Calculate the Lebesgue integral
$$ \int_{[0,\pi]}^{} \sin x\: \epsilon[\mathbb{R}\setminus\mathbb{Q}] d\mu,$$
where is $\epsilon $ is the characteristic function.
I tried this way $ \int_{\mathsf ([0,\pi ] \cap I) }^{} \sin x \: d\mu$...
$\mathsf ([0,\pi ] \cap I)$ = $[0,\pi ]$..
$ \int^{\pi}_0 \sin x \: d\mu=-\cos(\pi)+\cos(0)=2$
Is this correct?
You are not far, just use that $m([0,\pi])=m((R-Q) \cap [0,\pi])$
And the fact that if $m(E)=0$ then $\int_Ef=0$ for some measurable $E$ and $f$ integrable.(where $f$ can also be negative)
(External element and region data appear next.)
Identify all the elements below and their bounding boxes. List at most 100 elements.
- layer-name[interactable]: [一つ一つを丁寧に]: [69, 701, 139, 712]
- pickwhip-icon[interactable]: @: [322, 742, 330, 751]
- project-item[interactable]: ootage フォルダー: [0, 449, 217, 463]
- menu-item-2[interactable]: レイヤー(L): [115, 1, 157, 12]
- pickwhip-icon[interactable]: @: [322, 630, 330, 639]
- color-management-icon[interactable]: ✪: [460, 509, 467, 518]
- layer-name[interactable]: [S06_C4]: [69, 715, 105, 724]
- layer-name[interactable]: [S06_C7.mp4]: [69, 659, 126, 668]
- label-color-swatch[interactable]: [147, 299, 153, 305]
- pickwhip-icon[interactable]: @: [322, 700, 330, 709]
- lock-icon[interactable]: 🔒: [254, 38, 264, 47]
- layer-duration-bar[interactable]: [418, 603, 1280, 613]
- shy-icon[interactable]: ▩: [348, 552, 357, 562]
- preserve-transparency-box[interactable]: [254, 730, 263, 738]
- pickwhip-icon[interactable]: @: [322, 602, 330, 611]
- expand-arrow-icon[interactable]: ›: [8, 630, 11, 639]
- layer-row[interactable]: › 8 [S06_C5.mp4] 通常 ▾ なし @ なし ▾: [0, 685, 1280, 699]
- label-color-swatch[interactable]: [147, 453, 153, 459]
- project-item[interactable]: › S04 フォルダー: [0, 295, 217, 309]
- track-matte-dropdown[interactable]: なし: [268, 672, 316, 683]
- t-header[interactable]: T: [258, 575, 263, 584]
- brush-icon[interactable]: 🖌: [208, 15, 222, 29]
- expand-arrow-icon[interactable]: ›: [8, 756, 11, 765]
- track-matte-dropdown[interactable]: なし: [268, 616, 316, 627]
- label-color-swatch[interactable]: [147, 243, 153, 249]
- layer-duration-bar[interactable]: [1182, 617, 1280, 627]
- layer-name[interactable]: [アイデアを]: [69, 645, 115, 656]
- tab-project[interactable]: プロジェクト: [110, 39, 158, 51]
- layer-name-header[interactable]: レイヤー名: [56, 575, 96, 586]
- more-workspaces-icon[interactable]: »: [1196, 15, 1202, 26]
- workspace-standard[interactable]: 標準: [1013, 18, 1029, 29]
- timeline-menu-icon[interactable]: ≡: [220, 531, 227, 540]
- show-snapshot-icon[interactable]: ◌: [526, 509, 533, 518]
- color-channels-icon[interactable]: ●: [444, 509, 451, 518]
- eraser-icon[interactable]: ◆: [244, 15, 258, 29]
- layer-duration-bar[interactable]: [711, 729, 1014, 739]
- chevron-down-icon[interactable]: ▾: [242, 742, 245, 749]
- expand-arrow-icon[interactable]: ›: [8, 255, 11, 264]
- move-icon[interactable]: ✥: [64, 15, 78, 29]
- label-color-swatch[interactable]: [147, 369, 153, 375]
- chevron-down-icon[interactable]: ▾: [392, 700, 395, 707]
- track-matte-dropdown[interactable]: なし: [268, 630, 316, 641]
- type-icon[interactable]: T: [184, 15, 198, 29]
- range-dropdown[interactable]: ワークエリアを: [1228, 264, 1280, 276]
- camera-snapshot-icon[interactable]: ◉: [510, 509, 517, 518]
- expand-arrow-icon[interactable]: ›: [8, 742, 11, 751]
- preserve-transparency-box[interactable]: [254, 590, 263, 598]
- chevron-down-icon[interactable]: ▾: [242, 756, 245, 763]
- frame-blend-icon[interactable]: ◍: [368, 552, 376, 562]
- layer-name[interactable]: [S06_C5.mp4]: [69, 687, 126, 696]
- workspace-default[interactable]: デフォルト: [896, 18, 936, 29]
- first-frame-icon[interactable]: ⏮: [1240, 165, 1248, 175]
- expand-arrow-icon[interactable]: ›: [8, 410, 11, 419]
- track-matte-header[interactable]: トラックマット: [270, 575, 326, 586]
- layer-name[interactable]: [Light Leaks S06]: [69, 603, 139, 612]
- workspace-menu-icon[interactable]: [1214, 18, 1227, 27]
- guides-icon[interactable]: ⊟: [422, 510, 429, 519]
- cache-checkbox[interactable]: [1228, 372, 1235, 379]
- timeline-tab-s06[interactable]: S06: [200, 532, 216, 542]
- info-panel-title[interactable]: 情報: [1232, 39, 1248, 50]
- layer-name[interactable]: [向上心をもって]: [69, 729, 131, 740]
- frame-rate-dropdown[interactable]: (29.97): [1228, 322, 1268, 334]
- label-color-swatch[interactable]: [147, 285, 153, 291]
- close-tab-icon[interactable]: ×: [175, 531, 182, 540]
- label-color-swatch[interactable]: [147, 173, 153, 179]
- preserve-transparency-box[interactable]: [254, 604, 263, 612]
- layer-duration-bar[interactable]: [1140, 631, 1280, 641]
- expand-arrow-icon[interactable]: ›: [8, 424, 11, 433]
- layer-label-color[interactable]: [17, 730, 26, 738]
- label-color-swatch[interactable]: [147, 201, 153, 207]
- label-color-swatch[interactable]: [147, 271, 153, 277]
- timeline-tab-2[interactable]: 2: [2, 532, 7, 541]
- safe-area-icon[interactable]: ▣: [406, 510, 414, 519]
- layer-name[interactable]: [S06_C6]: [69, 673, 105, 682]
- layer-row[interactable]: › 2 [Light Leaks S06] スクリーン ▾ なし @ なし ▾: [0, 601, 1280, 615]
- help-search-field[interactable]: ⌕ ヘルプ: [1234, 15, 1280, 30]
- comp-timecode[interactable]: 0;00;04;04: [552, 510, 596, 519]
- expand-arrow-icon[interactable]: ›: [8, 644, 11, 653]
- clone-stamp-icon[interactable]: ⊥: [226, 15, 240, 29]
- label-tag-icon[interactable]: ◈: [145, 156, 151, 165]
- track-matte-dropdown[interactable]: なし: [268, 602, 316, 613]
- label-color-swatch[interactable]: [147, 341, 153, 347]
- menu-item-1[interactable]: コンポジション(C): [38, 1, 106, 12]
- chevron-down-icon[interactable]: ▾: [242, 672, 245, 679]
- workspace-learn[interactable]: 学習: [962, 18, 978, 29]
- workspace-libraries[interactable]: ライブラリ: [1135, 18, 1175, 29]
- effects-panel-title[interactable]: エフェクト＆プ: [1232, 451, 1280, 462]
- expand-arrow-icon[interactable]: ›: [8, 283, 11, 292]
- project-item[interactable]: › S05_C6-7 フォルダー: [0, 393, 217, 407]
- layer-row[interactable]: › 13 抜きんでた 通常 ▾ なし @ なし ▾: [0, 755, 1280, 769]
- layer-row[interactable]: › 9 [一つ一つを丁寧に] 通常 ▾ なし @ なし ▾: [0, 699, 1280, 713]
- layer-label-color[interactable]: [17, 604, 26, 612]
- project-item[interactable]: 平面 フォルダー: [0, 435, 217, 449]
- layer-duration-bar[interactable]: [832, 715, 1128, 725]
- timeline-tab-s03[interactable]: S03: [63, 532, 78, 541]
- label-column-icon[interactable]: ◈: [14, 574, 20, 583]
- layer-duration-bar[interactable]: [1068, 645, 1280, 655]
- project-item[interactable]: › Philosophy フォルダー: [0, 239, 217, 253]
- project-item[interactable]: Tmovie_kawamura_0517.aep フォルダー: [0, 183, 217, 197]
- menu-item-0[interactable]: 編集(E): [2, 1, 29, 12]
$\int_{\mathbb{Q \cap [0,\pi]}}\sin{x}=0$ because $m( \mathbb{Q} \cap[0,\pi])=0$
So $$\int_{(\mathbb{R}-\mathbb{Q}) \cap [0,\pi]} \sin{x}=\int_0^{\pi}\sin{x}-\int_{\mathbb{Q \cap [0,\pi]}}\sin{x}=\int_0^{\pi}\sin{x}=2$$
Let $1_{E}$ be the charecteristic function and $m$ be the Lebesgue measure (Note that $m$ is not a variable). Then $$\int_{[0,\pi]}\sin(x)1_{(\mathbb{R}-\mathbb{Q})}dm=\int_{[0,\pi]}\sin(x) dm-\int_{[0,\pi]}\sin(x)1_{\mathbb{Q}}dm$$
Since $\sin(x)$ is positive on the interval $[0,\pi]$ and bounded above by $1$ we see that:
$$0\leq\int_{[0,\pi]}\sin(x)1_{\mathbb{Q}}dm\leq \int_{[0,\pi]}1_\mathbb{Q}dm=m(\mathbb{Q}\cap [0,\pi])=0$$
So $$\int_{[0,\pi]}\sin(x)1_{(\mathbb{R}-\mathbb{Q})}dm=\int_{[0,\pi]}\sin(x) dm$$
In the case of riemann integratable functions on a closed inteval like $\sin(x)$ the Lebesgue integral just becomes the riemann integral:
$$\int_{[0,\pi]}\sin(x)dm=\int_{[0,\pi]}\sin(x)dx=-\cos(\pi)+\cos(0)=2$$
so
$$\int_{[0,\pi]}\sin(x)1_{(\mathbb{R}-\mathbb{Q})}dm=2$$